Jason, Leonard A, Yoo, Samuel, Bhatia, Shaun · Chronic illness · 2022 · DOI
This study asked nearly 1,800 people with ME/CFS about infections they had before getting sick. About 60% of patients reported having an infection before their ME/CFS started, with mononucleosis being the most common. However, the study found that many different types of infections were reported, suggesting that ME/CFS might not be caused by just one infectious agent.
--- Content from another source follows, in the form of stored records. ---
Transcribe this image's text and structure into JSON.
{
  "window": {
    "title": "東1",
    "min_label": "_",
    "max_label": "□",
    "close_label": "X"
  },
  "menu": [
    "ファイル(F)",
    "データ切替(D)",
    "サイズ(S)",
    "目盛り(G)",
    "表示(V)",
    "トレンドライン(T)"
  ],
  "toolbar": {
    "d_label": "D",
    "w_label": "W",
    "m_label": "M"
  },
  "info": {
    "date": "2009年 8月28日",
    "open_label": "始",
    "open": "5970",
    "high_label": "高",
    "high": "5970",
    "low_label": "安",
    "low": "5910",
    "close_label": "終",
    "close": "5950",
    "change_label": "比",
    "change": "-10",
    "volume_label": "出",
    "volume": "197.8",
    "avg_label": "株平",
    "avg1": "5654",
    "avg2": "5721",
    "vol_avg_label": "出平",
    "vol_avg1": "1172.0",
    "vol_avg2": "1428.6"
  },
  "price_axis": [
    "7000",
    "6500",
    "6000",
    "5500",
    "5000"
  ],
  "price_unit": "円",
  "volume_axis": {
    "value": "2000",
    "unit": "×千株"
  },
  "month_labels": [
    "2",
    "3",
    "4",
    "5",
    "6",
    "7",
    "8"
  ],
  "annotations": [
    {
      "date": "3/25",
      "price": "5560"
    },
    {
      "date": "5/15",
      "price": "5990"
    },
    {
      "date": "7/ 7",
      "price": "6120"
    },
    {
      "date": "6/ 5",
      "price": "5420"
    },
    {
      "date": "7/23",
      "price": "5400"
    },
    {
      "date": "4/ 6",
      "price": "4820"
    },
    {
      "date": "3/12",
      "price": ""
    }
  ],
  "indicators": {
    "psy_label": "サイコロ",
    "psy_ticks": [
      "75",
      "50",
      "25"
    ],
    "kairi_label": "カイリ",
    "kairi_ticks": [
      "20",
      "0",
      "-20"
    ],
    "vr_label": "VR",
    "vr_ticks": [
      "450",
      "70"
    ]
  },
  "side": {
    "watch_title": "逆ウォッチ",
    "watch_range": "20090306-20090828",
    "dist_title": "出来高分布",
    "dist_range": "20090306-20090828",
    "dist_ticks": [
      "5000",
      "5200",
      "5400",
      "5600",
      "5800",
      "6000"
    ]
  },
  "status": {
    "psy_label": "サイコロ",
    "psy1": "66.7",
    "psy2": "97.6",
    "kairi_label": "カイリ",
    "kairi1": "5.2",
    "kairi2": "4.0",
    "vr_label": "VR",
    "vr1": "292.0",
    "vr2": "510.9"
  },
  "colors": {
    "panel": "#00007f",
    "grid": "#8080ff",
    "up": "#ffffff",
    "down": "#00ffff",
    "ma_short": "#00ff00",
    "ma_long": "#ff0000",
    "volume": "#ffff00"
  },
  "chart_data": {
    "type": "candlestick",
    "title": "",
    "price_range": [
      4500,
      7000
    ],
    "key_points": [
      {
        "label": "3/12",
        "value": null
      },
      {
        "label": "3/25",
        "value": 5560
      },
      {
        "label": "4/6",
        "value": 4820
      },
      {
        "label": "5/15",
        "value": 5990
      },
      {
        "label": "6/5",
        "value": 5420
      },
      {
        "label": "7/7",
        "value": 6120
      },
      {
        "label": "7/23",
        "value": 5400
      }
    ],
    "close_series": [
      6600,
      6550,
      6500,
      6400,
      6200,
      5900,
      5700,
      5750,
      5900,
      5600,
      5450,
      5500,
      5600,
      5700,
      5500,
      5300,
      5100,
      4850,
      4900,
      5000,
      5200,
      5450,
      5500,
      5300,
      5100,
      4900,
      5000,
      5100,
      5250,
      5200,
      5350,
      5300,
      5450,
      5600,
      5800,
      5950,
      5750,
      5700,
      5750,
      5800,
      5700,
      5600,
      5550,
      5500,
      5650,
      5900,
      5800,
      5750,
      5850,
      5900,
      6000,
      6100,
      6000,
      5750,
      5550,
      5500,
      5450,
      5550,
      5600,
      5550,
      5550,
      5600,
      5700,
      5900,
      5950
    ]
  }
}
Understanding what infections might trigger ME/CFS is crucial for identifying at-risk patients and developing preventive strategies. This finding—that many different infections may lead to ME/CFS rather than just one—changes how researchers and doctors should think about the disease's origins and could help explain why ME/CFS affects people so differently.
This study does not prove that these infections actually cause ME/CFS—it only shows that patients remember having infections before getting sick. The study cannot distinguish between correlation and causation, and relies on patient memory and self-reported diagnoses without medical verification. It also cannot explain why some people develop ME/CFS after infection while others do not.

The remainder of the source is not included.